The law is expected to officially enter into force 20 days after being published in the EU’s Official Journal sometime in May or June, following procedural steps like translation into all EU languages.

Also read: Biden Signs Executive Order To Enhance AI Governance

However, its full implementation will not occur immediately as enforcing many of these provisions will require the establishment and funding of new institutions, hiring key personnel, and drafting policies and procedures.

The first subset of provisions banning unacceptable risk AI systems will apply six months after the law takes effect. Rules specifically targeting AI models like ChatGPT will kick in 12 months later while requirements for high-risk systems go into force two years after the legislation is approved. By mid-2027, the entire AI Act should be fully implemented across the EU.

AI Regulatory Efforts Have Only Just Begun

While marking a pioneering step, the AI Act is seen as just the beginning of broader efforts to build governance around artificial intelligence as the technology evolves rapidly.

Lawmakers recognized that this bill is just the beginning of a long journey that aims to regulate a ground-breaking technology that will change society forever.

Brando Benifei, another co-rapporteur of the law, emphasized the need for additional legislation governing AI’s deployment, including directives for the workplace. He also stressed the importance of increased EU investment in AI research and computing power to foster innovation and competitiveness.

There are also calls for greater international cooperation and interoperability on AI governance between like-minded democratic nations.

“We still have a duty to try to be as interoperable as possible — to be open to build a governance with as many democracies, with as many like-minded partners out there”, Tudorache urged. “… the technology is one, irrespective of which quarter of the world you might be in. Therefore, we have to invest in joining up this governance is in a framework that makes sense.”

It Took Three Years for Legislators to Approve the AI Act Despite Intense Lobbying Efforts

The European Commission first proposed the Artificial Intelligence Act in April 2021 as part of its broader approach to foster the development of safe and trustworthy AI. Over two years of intense negotiations and lobbying followed as lawmakers shaped and amended what would become the world’s first comprehensive rulebook for AI systems.

The process revealed tensions between promoting innovation and competitiveness within the region in this up-and-coming field while still upholding the bloc’s core values around human rights, privacy, transparency, and ethics.

Some European AI startups and Big Tech firms like Microsoft (MSFT) and Alphabet (GOOG) heavily lobbied against stringent requirements that they feared could hamper the development and commercialization of generative AI.

At the same time, digital rights groups and civil society organizations pushed for stronger safeguards around biometric surveillance, social scoring systems, and protecting copyrighted works.

The final compromise aimed to balance these interests by creating a tiered, risk-based framework that targeted oversight only on the highest-risk AI applications while leaving ample room for innovation in lower-risk areas.
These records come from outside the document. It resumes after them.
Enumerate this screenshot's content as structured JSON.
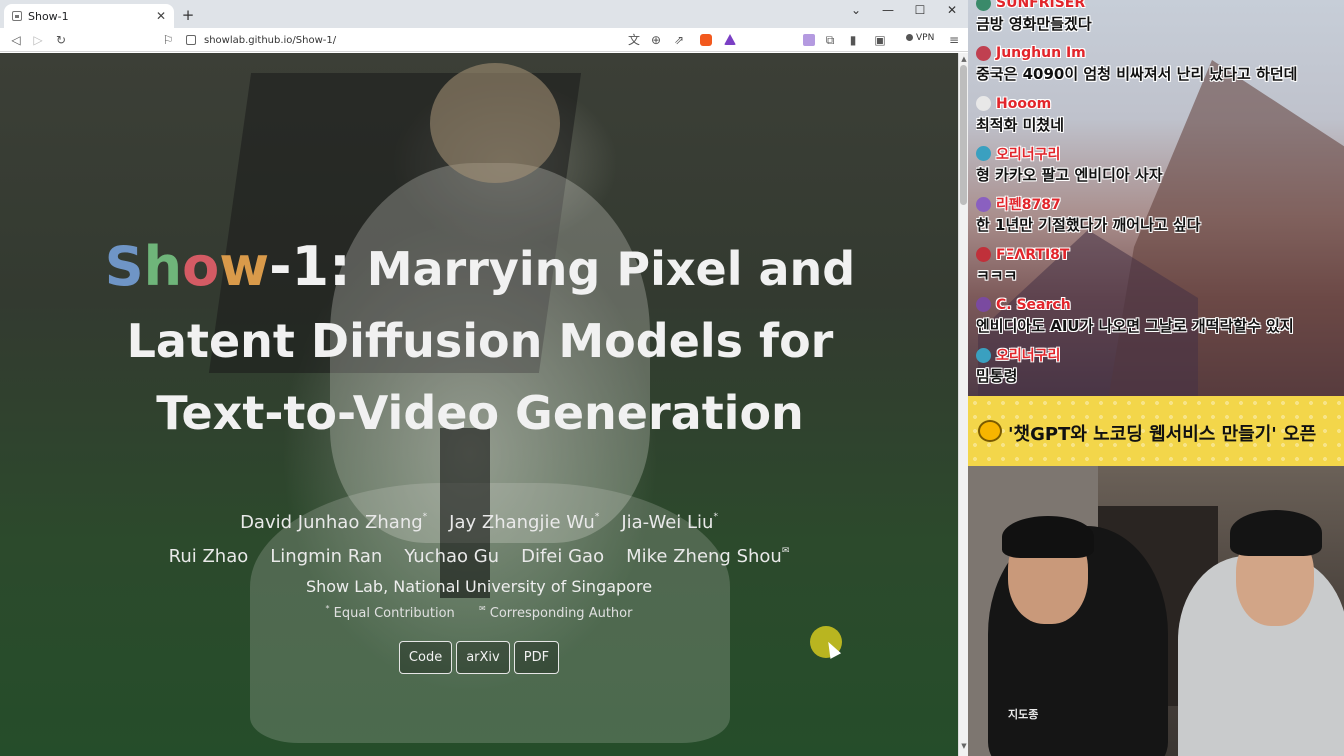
{
  "browser": {
    "tab_title": "Show-1",
    "new_tab": "+",
    "url": "showlab.github.io/Show-1/",
    "vpn_label": "VPN",
    "window_controls": [
      "chevron-down-icon",
      "minimize-icon",
      "maximize-icon",
      "close-icon"
    ]
  },
  "page": {
    "brand_letters": [
      {
        "char": "S",
        "color": "#6f95c6"
      },
      {
        "char": "h",
        "color": "#6fb57a"
      },
      {
        "char": "o",
        "color": "#d45b64"
      },
      {
        "char": "w",
        "color": "#d99a4a"
      },
      {
        "char": "-1:",
        "color": "#f1f1f1"
      }
    ],
    "title_rest": " Marrying Pixel and Latent Diffusion Models for Text-to-Video Generation",
    "authors_row1": [
      {
        "name": "David Junhao Zhang",
        "mark": "*"
      },
      {
        "name": "Jay Zhangjie Wu",
        "mark": "*"
      },
      {
        "name": "Jia-Wei Liu",
        "mark": "*"
      }
    ],
    "authors_row2": [
      {
        "name": "Rui Zhao",
        "mark": ""
      },
      {
        "name": "Lingmin Ran",
        "mark": ""
      },
      {
        "name": "Yuchao Gu",
        "mark": ""
      },
      {
        "name": "Difei Gao",
        "mark": ""
      },
      {
        "name": "Mike Zheng Shou",
        "mark": "✉"
      }
    ],
    "affiliation": "Show Lab, National University of Singapore",
    "note_equal": "Equal Contribution",
    "note_equal_mark": "*",
    "note_corr": "Corresponding Author",
    "note_corr_mark": "✉",
    "buttons": [
      "Code",
      "arXiv",
      "PDF"
    ]
  },
  "chat": {
    "messages": [
      {
        "user": "SUNFRISER",
        "text": "금방 영화만들겠다",
        "avatar_color": "#3a8a6a"
      },
      {
        "user": "Junghun Im",
        "text": "중국은 4090이 엄청 비싸져서 난리 났다고 하던데",
        "avatar_color": "#c04050"
      },
      {
        "user": "Hooom",
        "text": "최적화 미쳤네",
        "avatar_color": "#e8e8e8"
      },
      {
        "user": "오리너구리",
        "text": "형 카카오 팔고 엔비디아 사자",
        "avatar_color": "#3aa0c0"
      },
      {
        "user": "리펜8787",
        "text": "한 1년만 기절했다가 깨어나고 싶다",
        "avatar_color": "#8a60c0"
      },
      {
        "user": "FΞΛRTI8T",
        "text": "ㅋㅋㅋ",
        "avatar_color": "#c0303a"
      },
      {
        "user": "C. Search",
        "text": "엔비디아도 AIU가 나오면 그날로 개떡락할수 있지",
        "avatar_color": "#7a4aa0"
      },
      {
        "user": "오리너구리",
        "text": "밈통령",
        "avatar_color": "#3aa0c0"
      }
    ]
  },
  "banner": {
    "text": "'챗GPT와 노코딩 웹서비스 만들기' 오픈"
  },
  "cam": {
    "shirt_text": "지도종"
  }
}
However, the intense industry lobbying even led to a last-minute push by France to secure a carveout for general AI models trained by domestic champion Mistral AI.

The landmark AI Act has been years in the making, tapping input from experts across AI companies, civil society groups, academics, and others. It puts the EU at the forefront of a race that seeks to establish global governance standards for AI as the technology rapidly permeates more spheres of everyday life, from education to transportation to healthcare and beyond.

While challenges remain regarding the implementation and international coordination of the law, the European Parliament’s decisive vote marks a new era where pioneering rules have been put in place to ensure artificial intelligence develops in line with democratic principles and core human values. As the technology charges ahead, the AI Act gives the EU an influential voice in shaping those contours on a global scale.